The CTA was passed in 2021 to combat money laundering and organized crime funding. The act requires that registered businesses register any “beneficial owner” of the company with the U.S. Department of Treasury’s Financial Crimes Enforcement Network (FinCEN). This is known as the “BOI filing requirement,” and it applies to any small business that files an incorporating document with their state business authority to conduct business in the United States, including corporations, limited partnerships or limited liability companies (LLCs). The FinCEN classification of a “small entity” is a business having fewer than 20 employees and under $5 million in cash receipts.
The vast majority of farms and ranches operate as sole proprietorships and are likely exempt from filing their BOI, AFBF explained, but 230,792 farming operations are state-registered businesses, either as corporations or partnerships, according to the 2022 Census of Agriculture. These 12% of all farm operations operate 33% of farm acres.

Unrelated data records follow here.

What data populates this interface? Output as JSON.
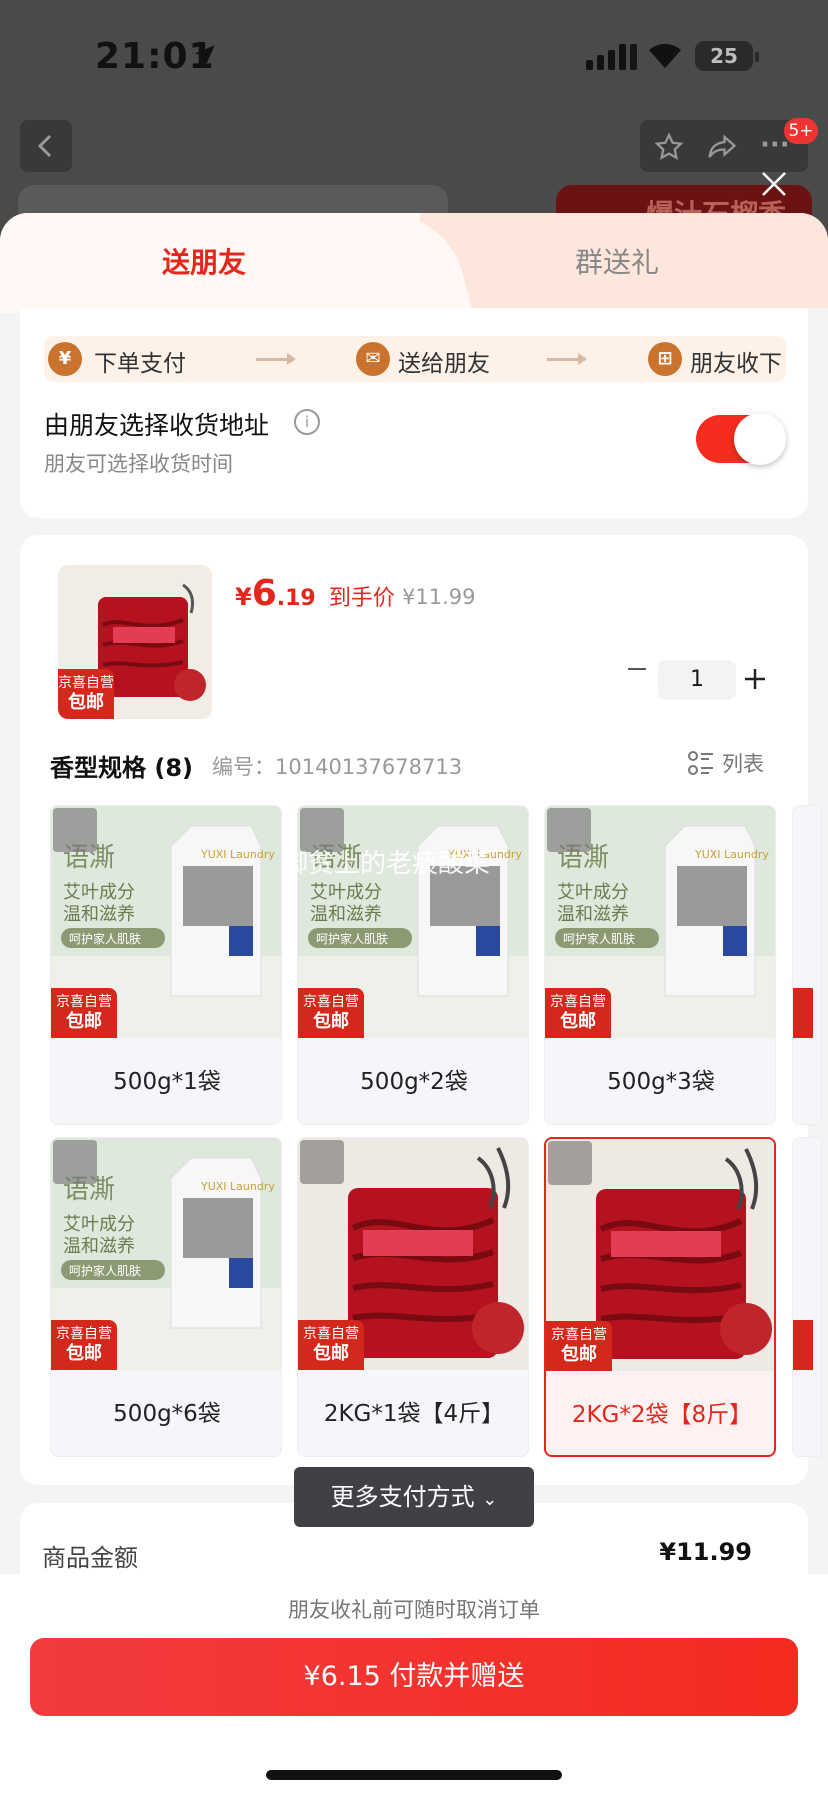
{
  "status_bar": {
    "time": "21:01",
    "battery": "25"
  },
  "nav": {
    "badge": "5+",
    "peek_banner": "爆汁石榴香"
  },
  "tabs": {
    "active": "送朋友",
    "inactive": "群送礼"
  },
  "flow": {
    "step1": "下单支付",
    "step2": "送给朋友",
    "step3": "朋友收下",
    "step1_icon": "¥"
  },
  "address": {
    "title": "由朋友选择收货地址",
    "subtitle": "朋友可选择收货时间",
    "toggle_on": true
  },
  "product": {
    "currency": "¥",
    "price_int": "6",
    "price_dec": ".19",
    "price_label": "到手价",
    "original_price": "¥11.99",
    "quantity": "1",
    "thumb_tag_top": "京喜自营",
    "thumb_tag_bottom": "包邮"
  },
  "spec": {
    "title": "香型规格 (8)",
    "code_label": "编号：10140137678713",
    "view_toggle": "列表"
  },
  "skus": [
    {
      "label": "500g*1袋",
      "tag_top": "京喜自营",
      "tag_bottom": "包邮"
    },
    {
      "label": "500g*2袋",
      "tag_top": "京喜自营",
      "tag_bottom": "包邮"
    },
    {
      "label": "500g*3袋",
      "tag_top": "京喜自营",
      "tag_bottom": "包邮"
    },
    {
      "label": "500g*6袋",
      "tag_top": "京喜自营",
      "tag_bottom": "包邮"
    },
    {
      "label": "2KG*1袋【4斤】",
      "tag_top": "京喜自营",
      "tag_bottom": "包邮"
    },
    {
      "label": "2KG*2袋【8斤】",
      "tag_top": "京喜自营",
      "tag_bottom": "包邮"
    }
  ],
  "sku_art": {
    "brand": "语澌",
    "line1": "艾叶成分",
    "line2": "温和滋养",
    "line3": "呵护家人肌肤",
    "pack": "YUXI Laundry"
  },
  "watermark": "脚贫上的老痰酸菜",
  "more_pay": "更多支付方式",
  "amount": {
    "label": "商品金额",
    "value": "¥11.99"
  },
  "footer": {
    "tip": "朋友收礼前可随时取消订单",
    "pay_button": "¥6.15 付款并赠送"
  },
  "colors": {
    "accent": "#e4271d",
    "pay_button": "#f23b3f",
    "flow_icon": "#c9732e"
  }
}
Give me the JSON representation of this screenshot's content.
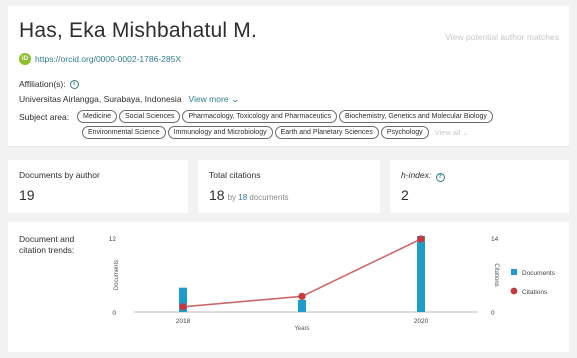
{
  "author": {
    "name": "Has, Eka Mishbahatul M.",
    "view_matches": "View potential author matches",
    "orcid_icon": "iD",
    "orcid_url": "https://orcid.org/0000-0002-1786-285X",
    "affiliation_label": "Affiliation(s):",
    "affiliation": "Universitas Airlangga, Surabaya, Indonesia",
    "view_more": "View more",
    "subject_label": "Subject area:",
    "subjects_row1": [
      "Medicine",
      "Social Sciences",
      "Pharmacology, Toxicology and Pharmaceutics",
      "Biochemistry, Genetics and Molecular Biology"
    ],
    "subjects_row2": [
      "Environmental Science",
      "Immunology and Microbiology",
      "Earth and Planetary Sciences",
      "Psychology"
    ],
    "view_all": "View all"
  },
  "metrics": {
    "documents_label": "Documents by author",
    "documents_value": "19",
    "citations_label": "Total citations",
    "citations_value": "18",
    "citations_by_prefix": "by",
    "citations_by_count": "18",
    "citations_by_suffix": "documents",
    "hindex_label": "h-index:",
    "hindex_value": "2"
  },
  "chart_label": "Document and citation trends:",
  "colors": {
    "documents": "#1e9ccb",
    "citations": "#c8393f",
    "line": "#c96a6a",
    "link": "#2e7d8a"
  },
  "chart_data": {
    "type": "bar",
    "x": [
      2018,
      2019,
      2020
    ],
    "xticks": [
      "2018",
      "2020"
    ],
    "xlabel": "Years",
    "ylabel_left": "Documents",
    "ylabel_right": "Citations",
    "ylim_left": [
      0,
      12
    ],
    "ylim_right": [
      0,
      14
    ],
    "yticks_left": [
      "0",
      "12"
    ],
    "yticks_right": [
      "0",
      "14"
    ],
    "series": [
      {
        "name": "Documents",
        "type": "bar",
        "axis": "left",
        "values": [
          4,
          2,
          13
        ]
      },
      {
        "name": "Citations",
        "type": "line",
        "axis": "right",
        "values": [
          1,
          3,
          14
        ]
      }
    ],
    "legend_position": "right"
  }
}
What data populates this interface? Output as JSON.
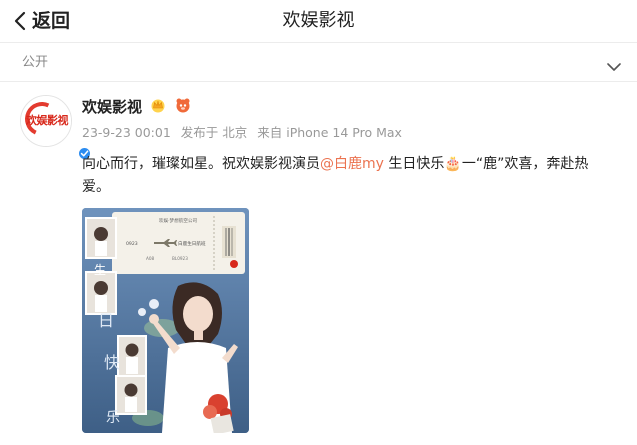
{
  "navbar": {
    "back_label": "返回",
    "title": "欢娱影视"
  },
  "visibility": {
    "label": "公开"
  },
  "post": {
    "username": "欢娱影视",
    "avatar_text": "欢娱影视",
    "time": "23-9-23 00:01",
    "location": "发布于 北京",
    "device": "来自 iPhone 14 Pro Max",
    "text_before": "向心而行，璀璨如星。祝欢娱影视演员",
    "mention": "@白鹿my",
    "text_after": " 生日快乐🎂一“鹿”欢喜，奔赴热爱。",
    "poster": {
      "ticket_top": "欢娱·梦想航空公司",
      "ticket_flight": "0923",
      "ticket_route": "白鹿生日航班",
      "ticket_seat": "A08",
      "ticket_gate": "BL0923",
      "side_chars": [
        "生",
        "日",
        "快",
        "乐"
      ]
    }
  },
  "colors": {
    "accent_mention": "#eb7350",
    "avatar_red": "#e33b2f",
    "verified_blue": "#2c8cf0",
    "poster_blue": "#5b7fa8"
  }
}
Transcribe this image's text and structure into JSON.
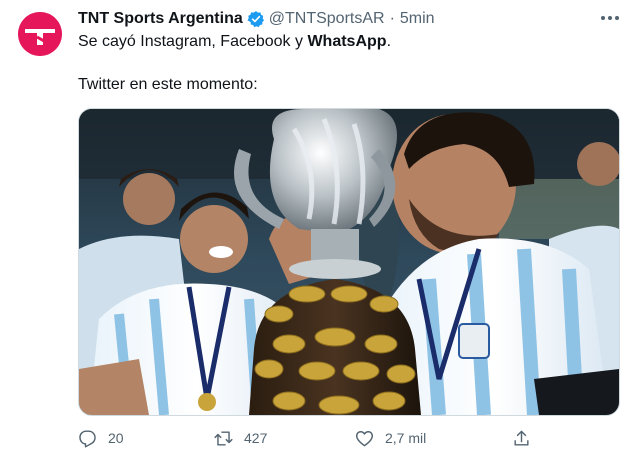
{
  "tweet": {
    "author_name": "TNT Sports Argentina",
    "handle": "@TNTSportsAR",
    "separator": "·",
    "time": "5min",
    "text_line1_prefix": "Se cayó Instagram, Facebook y ",
    "text_line1_bold": "WhatsApp",
    "text_line1_suffix": ".",
    "text_line2": "Twitter en este momento:"
  },
  "actions": {
    "reply_count": "20",
    "retweet_count": "427",
    "like_count": "2,7 mil"
  },
  "icons": {
    "avatar": "tnt-logo-icon",
    "verified": "verified-badge-icon",
    "more": "more-horizontal-icon",
    "reply": "reply-icon",
    "retweet": "retweet-icon",
    "like": "heart-icon",
    "share": "share-icon"
  },
  "colors": {
    "brand": "#e5175a",
    "verified": "#1d9bf0",
    "secondary_text": "#536471"
  }
}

“Farm Bureau appreciates the court’s recognition that a last-minute reinstatement of reporting requirements caused an unwelcome scramble for small businesses, including more than 230,000 farmers,” said AFBF President Zippy Duvall. “The latest court decision to postpone the filing requirement is the right thing to do, but the legal back and forth created a stressful holiday season for many farm families. Lack of guidance and poor public outreach from the government have left many farmers in the dark about whether they’re expected to file.”